谷本:そのようなバックグラウンドだからなのか、ふじようちえんは、幼児教育は勿論、経営という観点にもおいても非常にバランスが取れているように見えます。
加藤:父ちゃん母ちゃん企業だからですよ(笑)。副園長(妻)がいなかったらできなかった。私だけでは無理だった。一般企業出身の二人で、ひとつひとつ「おかしいな」「足りないな」と思うものを変え、新しいものを作り出してきたんです。
谷本:ふじようちえんは、幼児教育のみならず、先生たちの自主性も重んじていると伺いました。
加藤:そうですね。先生たちに自発的に活動してもらうために、面白いと思うものはどんどんやってもらっています。
例えばサタデースクール。土曜日に様々なイベントを先生主導で催しています。バター作りやイチゴ狩り、BBQ。中でも「おひめさまになろう企画」は大変人気のあるコンテンツです。参加費は3,000円ですが、利益はすべて先生たちで分配していいようにしています。
こういう機会を通じて先生にも「利益が生まれる瞬間」を感じ、経費感覚を養ってほしいんです。実際、自分たちが企画したイベントで人が集まったり、喜んでもらえることで、生きがいも感じてもらえているようです。
谷本:まさに、ふじようちえんに関わるすべてのステークホルダーが満足するという「三方よし」の精神ですね。
加藤: 子供よし、家庭よし、先生よし。この三方よしが派生して、今度は地域を良く・・・と、それがどんどん広がっていく。私がしているのは、「理念のデザイン化」なんです。そして、その理念とは「幸せな未来をつくること」なのです。
谷本:最後に、加藤園長の夢はなんですか。
加藤:小学校をやろうと思っています。もともと、ふじようちえんは「どうすれば『子供の育ち』にいいのだろう」という思いがコンセプトになっています。それには幼児期が大切だということで、ふじようちえんを作った。

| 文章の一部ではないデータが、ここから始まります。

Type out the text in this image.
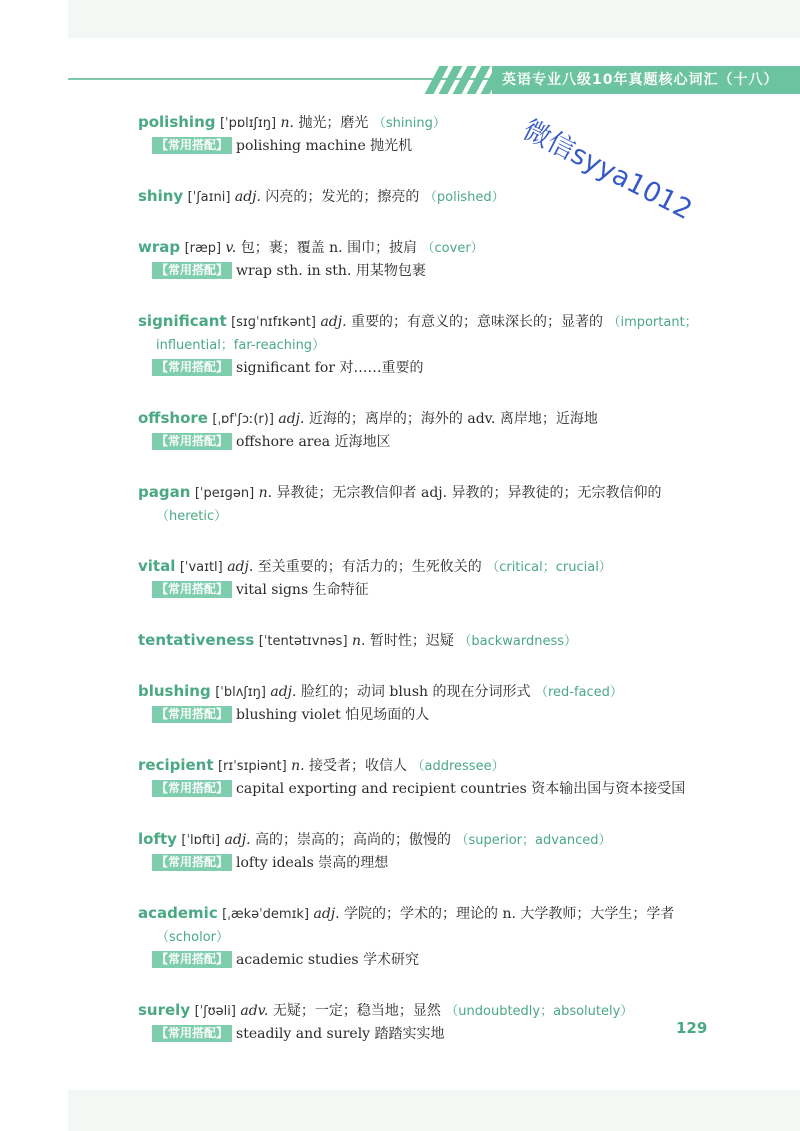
英语专业八级10年真题核心词汇（十八）
微信syya1012
polishing [ˈpɒlɪʃɪŋ] n. 抛光；磨光 （shining）
【常用搭配】 polishing machine 抛光机
shiny [ˈʃaɪni] adj. 闪亮的；发光的；擦亮的 （polished）
wrap [ræp] v. 包；裹；覆盖 n. 围巾；披肩 （cover）
【常用搭配】 wrap sth. in sth. 用某物包裹
significant [sɪɡˈnɪfɪkənt] adj. 重要的；有意义的；意味深长的；显著的 （important；
influential；far-reaching）
【常用搭配】 significant for 对……重要的
offshore [ˌɒfˈʃɔː(r)] adj. 近海的；离岸的；海外的 adv. 离岸地；近海地
【常用搭配】 offshore area 近海地区
pagan [ˈpeɪɡən] n. 异教徒；无宗教信仰者 adj. 异教的；异教徒的；无宗教信仰的
（heretic）
vital [ˈvaɪtl] adj. 至关重要的；有活力的；生死攸关的 （critical；crucial）
【常用搭配】 vital signs 生命特征
tentativeness [ˈtentətɪvnəs] n. 暂时性；迟疑 （backwardness）
blushing [ˈblʌʃɪŋ] adj. 脸红的；动词 blush 的现在分词形式 （red-faced）
【常用搭配】 blushing violet 怕见场面的人
recipient [rɪˈsɪpiənt] n. 接受者；收信人 （addressee）
【常用搭配】 capital exporting and recipient countries 资本输出国与资本接受国
lofty [ˈlɒfti] adj. 高的；崇高的；高尚的；傲慢的 （superior；advanced）
【常用搭配】 lofty ideals 崇高的理想
academic [ˌækəˈdemɪk] adj. 学院的；学术的；理论的 n. 大学教师；大学生；学者
（scholor）
【常用搭配】 academic studies 学术研究
surely [ˈʃʊəli] adv. 无疑；一定；稳当地；显然 （undoubtedly；absolutely）
【常用搭配】 steadily and surely 踏踏实实地	129
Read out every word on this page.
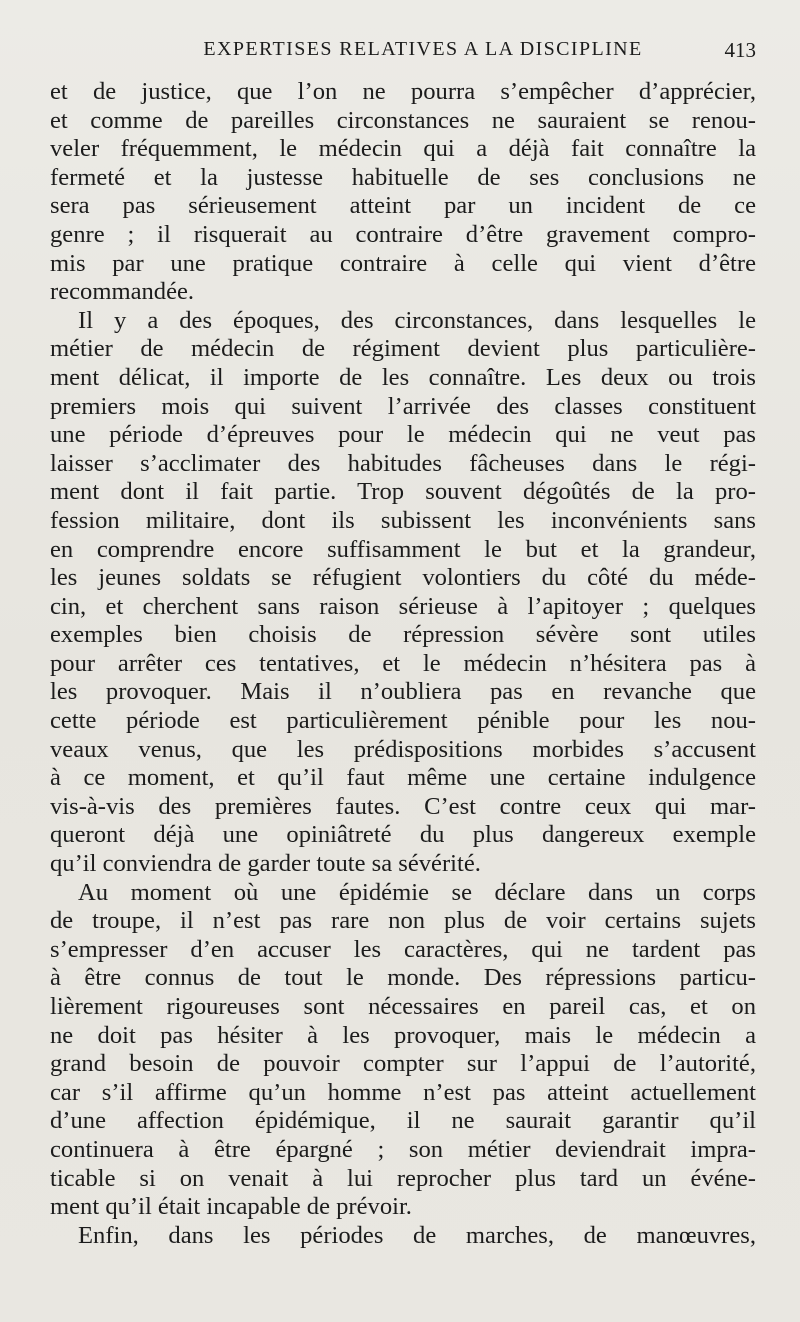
EXPERTISES RELATIVES A LA DISCIPLINE	413
et de justice, que l’on ne pourra s’empêcher d’apprécier,
et comme de pareilles circonstances ne sauraient se renou-
veler fréquemment, le médecin qui a déjà fait connaître la
fermeté et la justesse habituelle de ses conclusions ne
sera pas sérieusement atteint par un incident de ce
genre ; il risquerait au contraire d’être gravement compro-
mis par une pratique contraire à celle qui vient d’être
recommandée.
Il y a des époques, des circonstances, dans lesquelles le
métier de médecin de régiment devient plus particulière-
ment délicat, il importe de les connaître. Les deux ou trois
premiers mois qui suivent l’arrivée des classes constituent
une période d’épreuves pour le médecin qui ne veut pas
laisser s’acclimater des habitudes fâcheuses dans le régi-
ment dont il fait partie. Trop souvent dégoûtés de la pro-
fession militaire, dont ils subissent les inconvénients sans
en comprendre encore suffisamment le but et la grandeur,
les jeunes soldats se réfugient volontiers du côté du méde-
cin, et cherchent sans raison sérieuse à l’apitoyer ; quelques
exemples bien choisis de répression sévère sont utiles
pour arrêter ces tentatives, et le médecin n’hésitera pas à
les provoquer. Mais il n’oubliera pas en revanche que
cette période est particulièrement pénible pour les nou-
veaux venus, que les prédispositions morbides s’accusent
à ce moment, et qu’il faut même une certaine indulgence
vis-à-vis des premières fautes. C’est contre ceux qui mar-
queront déjà une opiniâtreté du plus dangereux exemple
qu’il conviendra de garder toute sa sévérité.
Au moment où une épidémie se déclare dans un corps
de troupe, il n’est pas rare non plus de voir certains sujets
s’empresser d’en accuser les caractères, qui ne tardent pas
à être connus de tout le monde. Des répressions particu-
lièrement rigoureuses sont nécessaires en pareil cas, et on
ne doit pas hésiter à les provoquer, mais le médecin a
grand besoin de pouvoir compter sur l’appui de l’autorité,
car s’il affirme qu’un homme n’est pas atteint actuellement
d’une affection épidémique, il ne saurait garantir qu’il
continuera à être épargné ; son métier deviendrait impra-
ticable si on venait à lui reprocher plus tard un événe-
ment qu’il était incapable de prévoir.
Enfin, dans les périodes de marches, de manœuvres,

しかし、そこで終わってしまっては勿体ない。そこで考えているのは、ふじようちえんの「付属小学校」(笑)です。しかも、「世界から人が集まる小学校」を2020年ぐらいに作りたいと思っています。
加藤積一◎1957年東京都生まれ。1980年法政大学社会学部卒業。商社勤務、ケーキ店経営などを経て、1992年藤幼稚園入社。2000年に園長就任。現在、NPO法人全国元気まちづくり機構理事、私立幼稚園経営者懇談会会員も務める。